GEÇENLERDE İZMİM’i yazdım.
“İzmir için İzmir’den mimarlık” diye yola çıkan bir grubun
hikayesiydi.
Şimdilerde bu platform bir kooperatife dönüşmüş durumda.
Ağırlıklı mimar ve mühendislerden oluşuyor.
Ama aralarında seramik sanatçıları da var örneğin...
Diyorlar ki...
“Artık hizmet ihraç edelim. Müşavirlik hizmetleriyle de dünyada öne
çıkalım. Kabuğumuzu kıralım ve İzmir dışına da teklifler vermeye
başlayalım.”
Bu ve benzeri organizasyonları her zaman destekliyorum.
Ve hizmet ihracı kavramını gündemimize sokmayı öneriyorum.
***
Yazım üzerine Ticaret Bakanlığı akan danışmanı Mehmet Soylu Güldalı
bir mesaj yolladı.
Şöyle yazmış.
“Yıllardır Bakanlık olarak önem verdiğimiz, desteklediğimiz fakat
teknik müşavirlik sektör temsilcilerinin tamamına ulaşamadığımız
bir konu hakkında yazdınız.

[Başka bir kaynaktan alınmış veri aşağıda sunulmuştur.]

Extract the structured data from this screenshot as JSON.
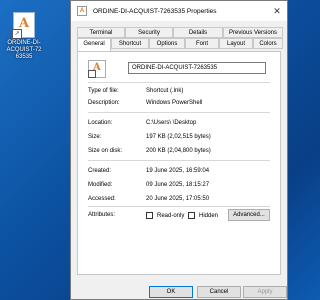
{
  "desktop": {
    "icon_label": "ORDINE-DI-ACQUIST-7263535"
  },
  "window": {
    "title": "ORDINE-DI-ACQUIST-7263535 Properties",
    "close_glyph": "✕"
  },
  "tabs": {
    "row1": [
      "Terminal",
      "Security",
      "Details",
      "Previous Versions"
    ],
    "row2": [
      "General",
      "Shortcut",
      "Options",
      "Font",
      "Layout",
      "Colors"
    ],
    "active": "General"
  },
  "general": {
    "file_name": "ORDINE-DI-ACQUIST-7263535",
    "fields": [
      {
        "label": "Type of file:",
        "value": "Shortcut (.lnk)"
      },
      {
        "label": "Description:",
        "value": "Windows PowerShell"
      },
      {
        "label": "Location:",
        "value": "C:\\Users\\        \\Desktop"
      },
      {
        "label": "Size:",
        "value": "197 KB (2,02,515 bytes)"
      },
      {
        "label": "Size on disk:",
        "value": "200 KB (2,04,800 bytes)"
      },
      {
        "label": "Created:",
        "value": "19 June 2025, 16:59:04"
      },
      {
        "label": "Modified:",
        "value": "09 June 2025, 18:15:27"
      },
      {
        "label": "Accessed:",
        "value": "20 June 2025, 17:05:50"
      }
    ],
    "attributes_label": "Attributes:",
    "read_only_label": "Read-only",
    "hidden_label": "Hidden",
    "advanced_label": "Advanced..."
  },
  "buttons": {
    "ok": "OK",
    "cancel": "Cancel",
    "apply": "Apply"
  }
}
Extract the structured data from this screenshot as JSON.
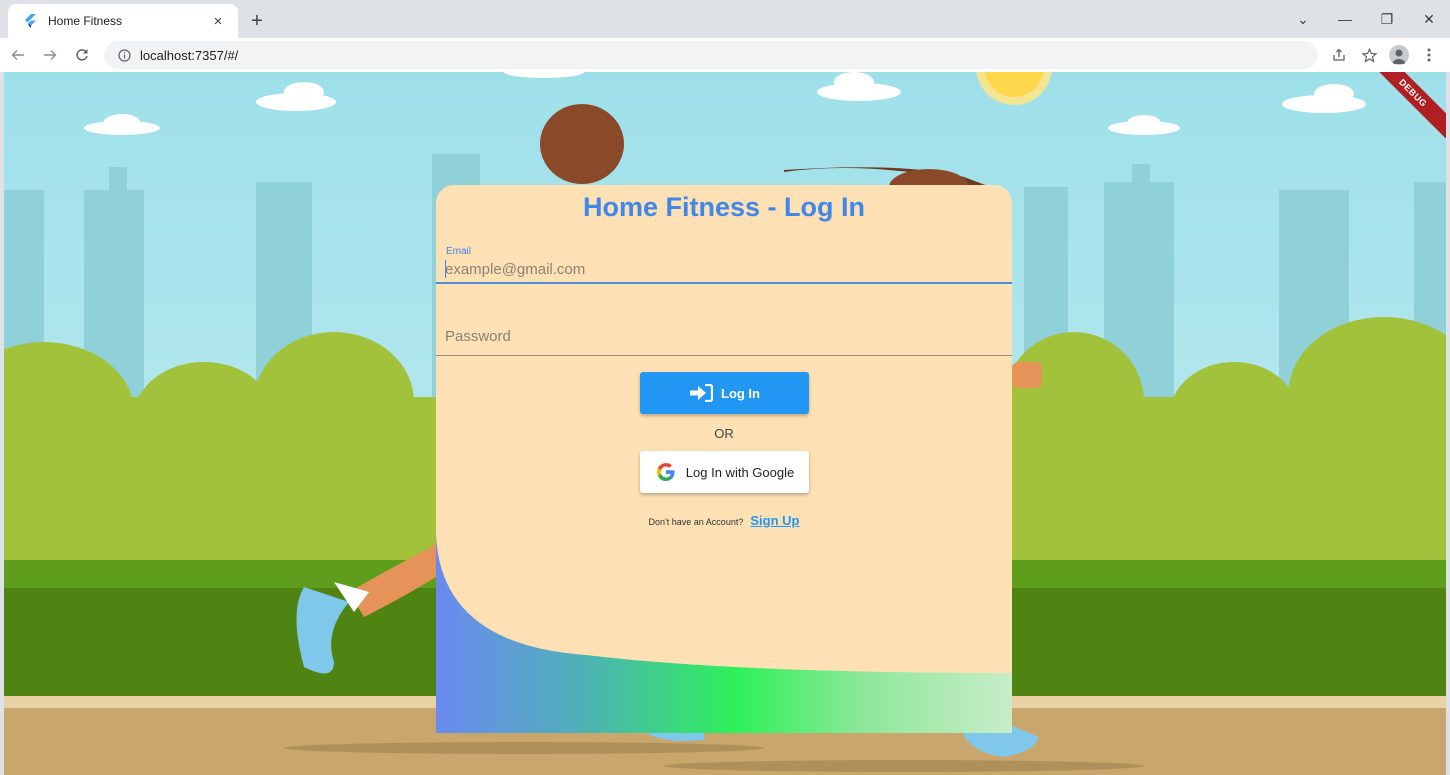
{
  "browser": {
    "tab_title": "Home Fitness",
    "tab_close": "×",
    "new_tab": "+",
    "url": "localhost:7357/#/",
    "window_min": "—",
    "window_restore": "❐",
    "window_close": "✕",
    "tab_search": "⌄"
  },
  "page": {
    "debug_banner": "DEBUG",
    "title": "Home Fitness - Log In",
    "email": {
      "label": "Email",
      "placeholder": "example@gmail.com",
      "value": ""
    },
    "password": {
      "placeholder": "Password",
      "value": ""
    },
    "login_button": "Log In",
    "or_text": "OR",
    "google_button": "Log In with Google",
    "signup_question": "Don't have an Account?",
    "signup_link": "Sign Up"
  },
  "colors": {
    "accent": "#2196f3",
    "title": "#3f87e8",
    "card": "#fde0b3",
    "debug": "#b01f24"
  },
  "icons": {
    "tab_favicon": "flutter-icon",
    "login_icon": "login-arrow-icon",
    "google_icon": "google-g-icon"
  }
}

Bakanlık olarak sadece mal ticaretine
değil hizmet ticaretine de yoğun şekilde destek sağlıyoruz. Bu
sektör çok ama çok kritik bir işlev üstleniyor çünkü. Tabiri caizse
müteahhitlik sektörünün mutfağı burası. Müteahhitlerimiz dünyanın
dört bir yanında göğsümüzü kabartan projeleri inşa ediyorlar ama
teknik şartname dediğimiz ve en küçük çividen en büyük kolona kadar
hangi standartlarda hangi malzemeler kullanılarak projenin inşa
edileceğine teknik müşavirler karar veriyor. Dolayısıyla onların
belirlediği standartlar çerçevesinde ülkemizden de bu projelerde
kullanılacak malzemeler ihraç edilebiliyor. Yapılan uluslararası
araştırmalara göre teknik müşavirlik firmalarının yurtdışında proje
üstlenmesi, kendi proje bedellerinin en az 50 katı firma sahibi
ülkeye katma değer yaratabilmektedir.”
***
Bence buraya odaklanmamız gereken bir döne...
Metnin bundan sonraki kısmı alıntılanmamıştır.